Regarding memory usage, R is using a pass-by-value paradigm while Python is using pass-by-reference. Pass-by-value can lead to more "intuitive" code, pass-by-reference can help optimize memory usage. Numpy also allows to have "views" on arrays (kind of subarrays without a copy being made).
Regarding speed, pure Python is faster than pure R for accessing individual elements in an array, but this advantage disappears when dealing with numpy arrays (benchmark). Fortunately, Cython lets one get serious speed improvements easily.
If working with Big Data, I find the support for storage-based arrays better with Python (HDF5).
I am not sure you should ditch one for the other but rpy2 can help you explore your options about a possible transition (arrays can be shuttled between R and Numpy without a copy being made).
I use NumPy daily and R nearly so.
For heavy number crunching, i prefer NumPy to R by a large margin (including R packages, like 'Matrix') I find the syntax cleaner, the function set larger, and computation is quicker (although i don't find R slow by any means).

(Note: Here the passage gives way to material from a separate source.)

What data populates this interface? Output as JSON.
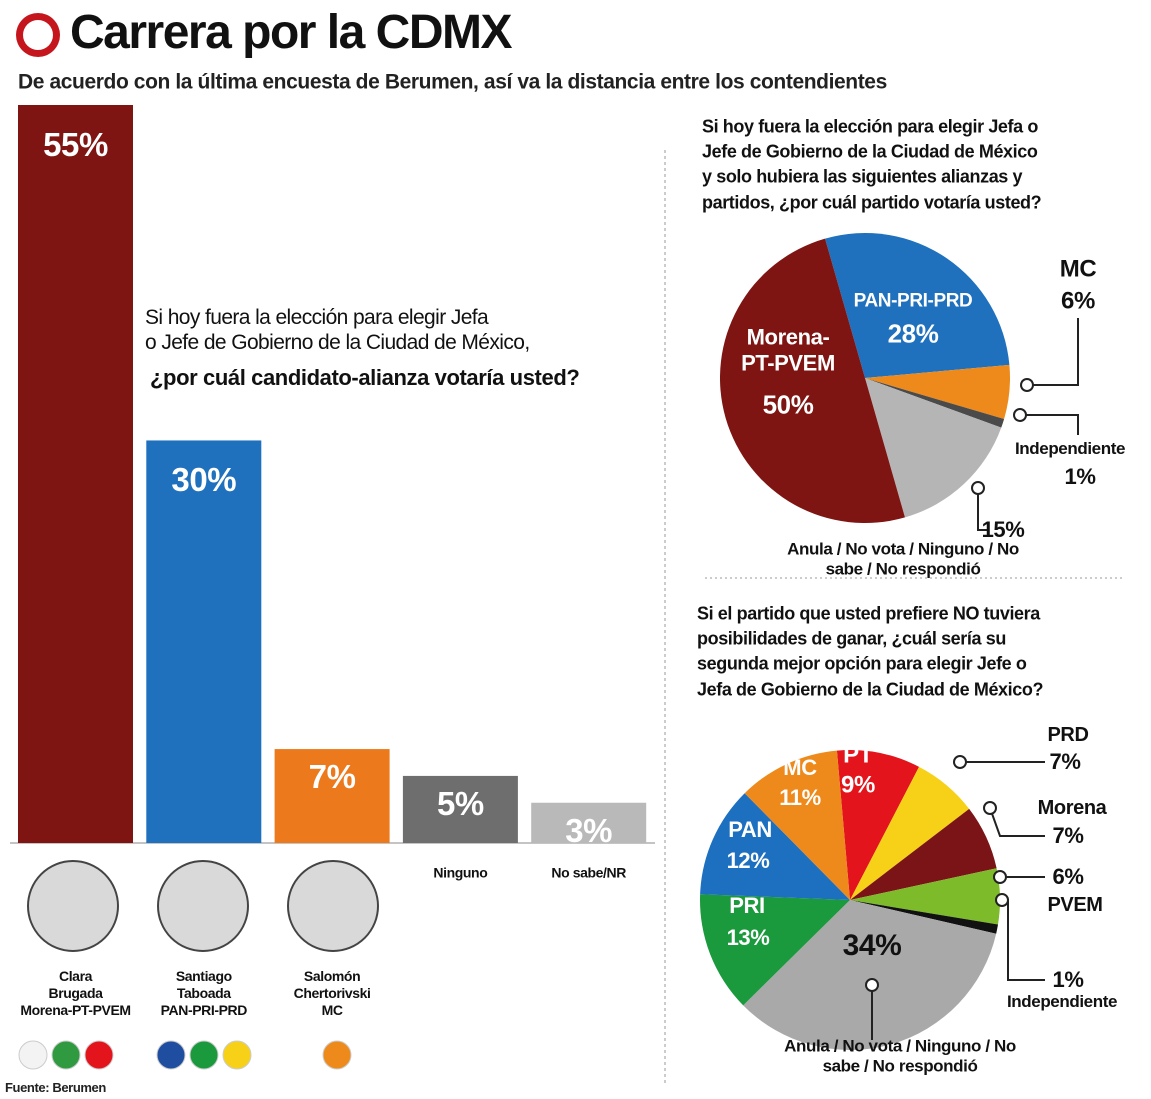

NumPy's Broadcasting functionality for instance, i do not think has an analog in R.
For instance, to read in a data set from a csv file and 'normalize' it for input to an ML algorithm (e.g., mean center then re-scale each dimension) requires just this:
data = NP.loadtxt(data1, delimiter=",") # 'data' is a NumPy array
data -= NP.mean(data, axis=0)
data /= NP.max(data, axis=0)
Also, i find that when coding ML algorithms, i need data structures that i can operate on element-wise and that also understand linear algebra (e.g., matrix multiplication, transpose, etc.). NumPy gets this and allows you to create these hybrid structures easily (no operator overloading or subclassing, etc.).
You won't be disappointed by NumPy/SciPy, more likely you'll be amazed.

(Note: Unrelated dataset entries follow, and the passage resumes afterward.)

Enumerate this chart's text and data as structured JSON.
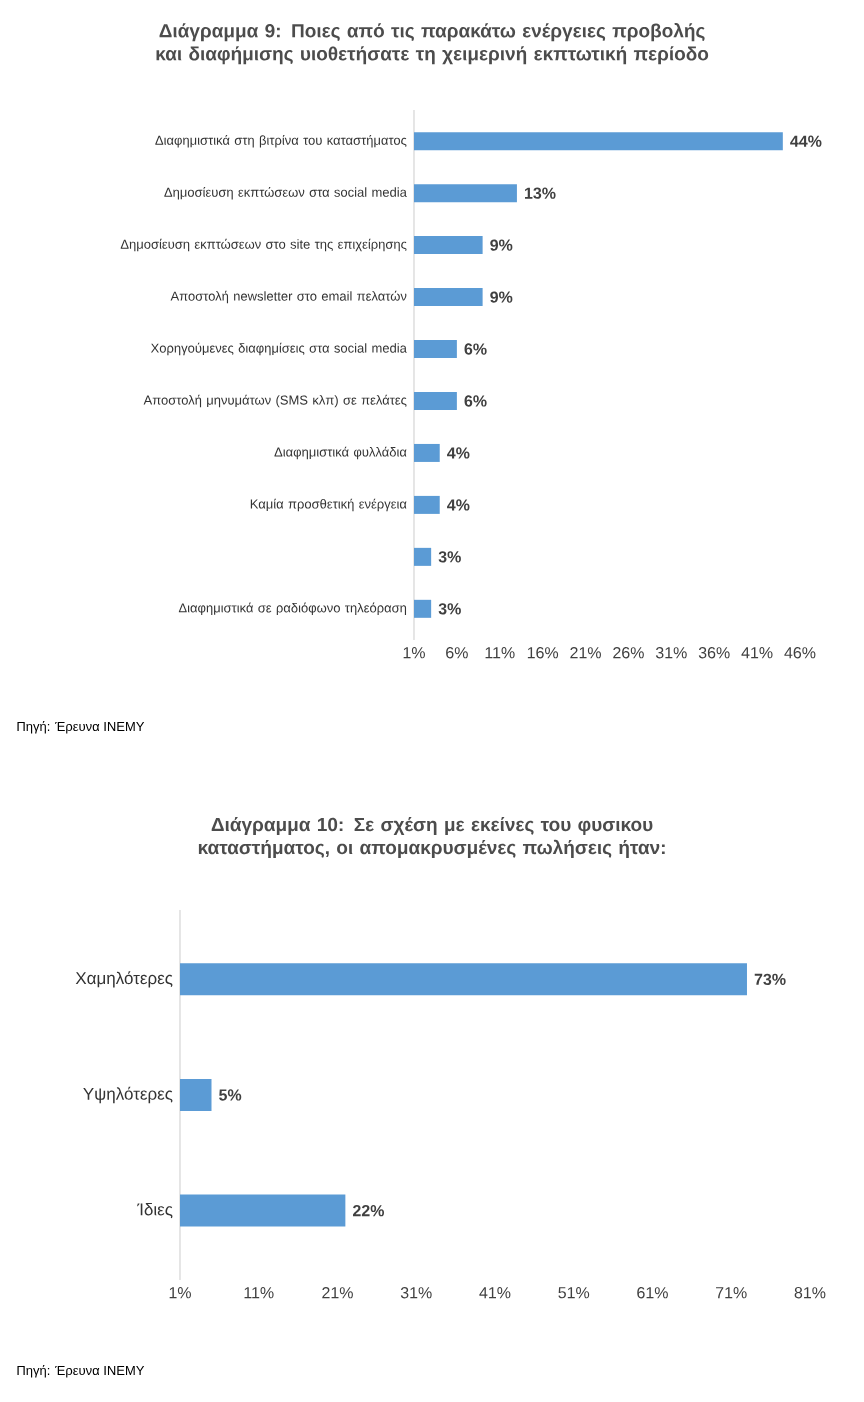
{
  "chart_data": [
    {
      "type": "bar",
      "orientation": "horizontal",
      "title": "Διάγραμμα 9: Ποιες από τις παρακάτω ενέργειες προβολής και διαφήμισης υιοθετήσατε τη χειμερινή εκπτωτική περίοδο",
      "categories": [
        "Διαφημιστικά στη βιτρίνα του καταστήματος",
        "Δημοσίευση εκπτώσεων στα social media",
        "Δημοσίευση εκπτώσεων στο site της επιχείρησης",
        "Αποστολή newsletter στο email πελατών",
        "Χορηγούμενες διαφημίσεις στα social media",
        "Αποστολή μηνυμάτων (SMS κλπ) σε πελάτες",
        "Διαφημιστικά φυλλάδια",
        "Καμία προσθετική ενέργεια",
        null,
        "Διαφημιστικά σε ραδιόφωνο τηλεόραση"
      ],
      "values": [
        44,
        13,
        9,
        9,
        6,
        6,
        4,
        4,
        3,
        3
      ],
      "value_labels": [
        "44%",
        "13%",
        "9%",
        "9%",
        "6%",
        "6%",
        "4%",
        "4%",
        "3%",
        "3%"
      ],
      "color": "#5b9bd5",
      "xlim": [
        1,
        46
      ],
      "xticks": [
        {
          "value": 1,
          "label": "1%"
        },
        {
          "value": 6,
          "label": "6%"
        },
        {
          "value": 11,
          "label": "11%"
        },
        {
          "value": 16,
          "label": "16%"
        },
        {
          "value": 21,
          "label": "21%"
        },
        {
          "value": 26,
          "label": "26%"
        },
        {
          "value": 31,
          "label": "31%"
        },
        {
          "value": 36,
          "label": "36%"
        },
        {
          "value": 41,
          "label": "41%"
        },
        {
          "value": 46,
          "label": "46%"
        }
      ],
      "annotations": [
        "Πηγή: Έρευνα ΙΝΕΜΥ"
      ]
    },
    {
      "type": "bar",
      "orientation": "horizontal",
      "title": "Διάγραμμα 10: Σε σχέση με εκείνες του φυσικου καταστήματος, οι απομακρυσμένες πωλήσεις ήταν:",
      "categories": [
        "Χαμηλότερες",
        "Υψηλότερες",
        "Ίδιες"
      ],
      "values": [
        73,
        5,
        22
      ],
      "value_labels": [
        "73%",
        "5%",
        "22%"
      ],
      "color": "#5b9bd5",
      "xlim": [
        1,
        81
      ],
      "xticks": [
        {
          "value": 1,
          "label": "1%"
        },
        {
          "value": 11,
          "label": "11%"
        },
        {
          "value": 21,
          "label": "21%"
        },
        {
          "value": 31,
          "label": "31%"
        },
        {
          "value": 41,
          "label": "41%"
        },
        {
          "value": 51,
          "label": "51%"
        },
        {
          "value": 61,
          "label": "61%"
        },
        {
          "value": 71,
          "label": "71%"
        },
        {
          "value": 81,
          "label": "81%"
        }
      ],
      "annotations": [
        "Πηγή: Έρευνα ΙΝΕΜΥ"
      ]
    }
  ]
}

So, a few recommendations--in general and in particular, given the facts in your question:
install both NumPy and Scipy. As a rough guide, NumPy provides the
core data structures (in particular
the ndarray) and SciPy (which is
actually several times larger than
NumPy) provides the domain-specific
functions (e.g., statistics, signal
processing, integration).
install the repository versions, particularly w/r/t NumPy because the
dev version is 2.0. Matplotlib and NumPy are tightly integrated, you can use one without the other of course, but both are the best in their respective class among python libraries. You can get all three via easy_install, which i assume you already.

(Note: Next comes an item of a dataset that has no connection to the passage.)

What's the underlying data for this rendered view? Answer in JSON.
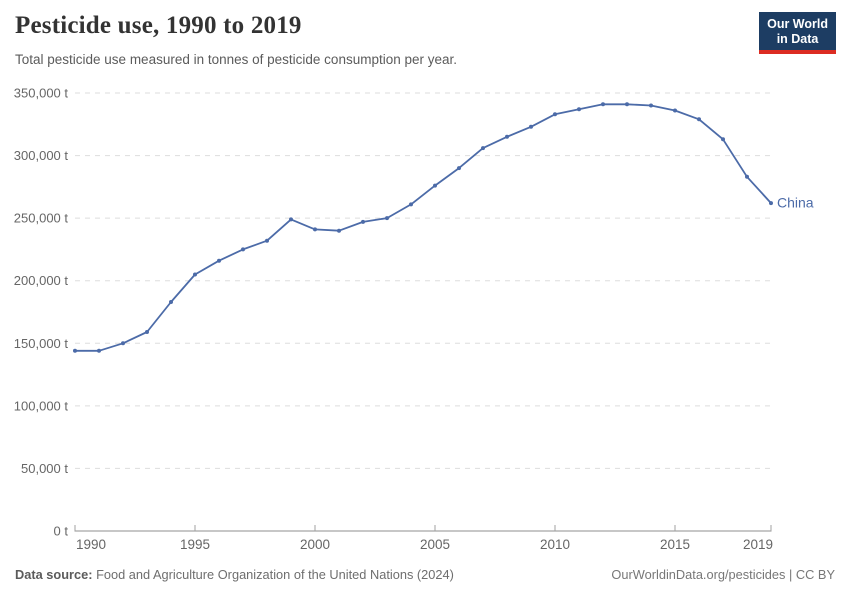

NumPy/SciPy have several modules
specifically directed to Machine
Learning/Statistics, including the Clustering package and the Statistics package.
As well as packages directed to
general computation, but which are
make coding ML algorithms a lot
faster, in particular,
Optimization and Linear Algebra.
There are also the SciKits, not included in the base NumPy or
SciPy libraries; you need to install them separately.
Generally speaking, each SciKit is a
set of convenience wrappers to
streamline coding in a given domain. The SciKits you are likely to find most relevant are: ann (approximate Nearest Neighbor), and learn (a set of ML/Statistics regression and classification algorithms, e.g., Logistic Regression, Multi-Layer Perceptron, Support Vector Machine).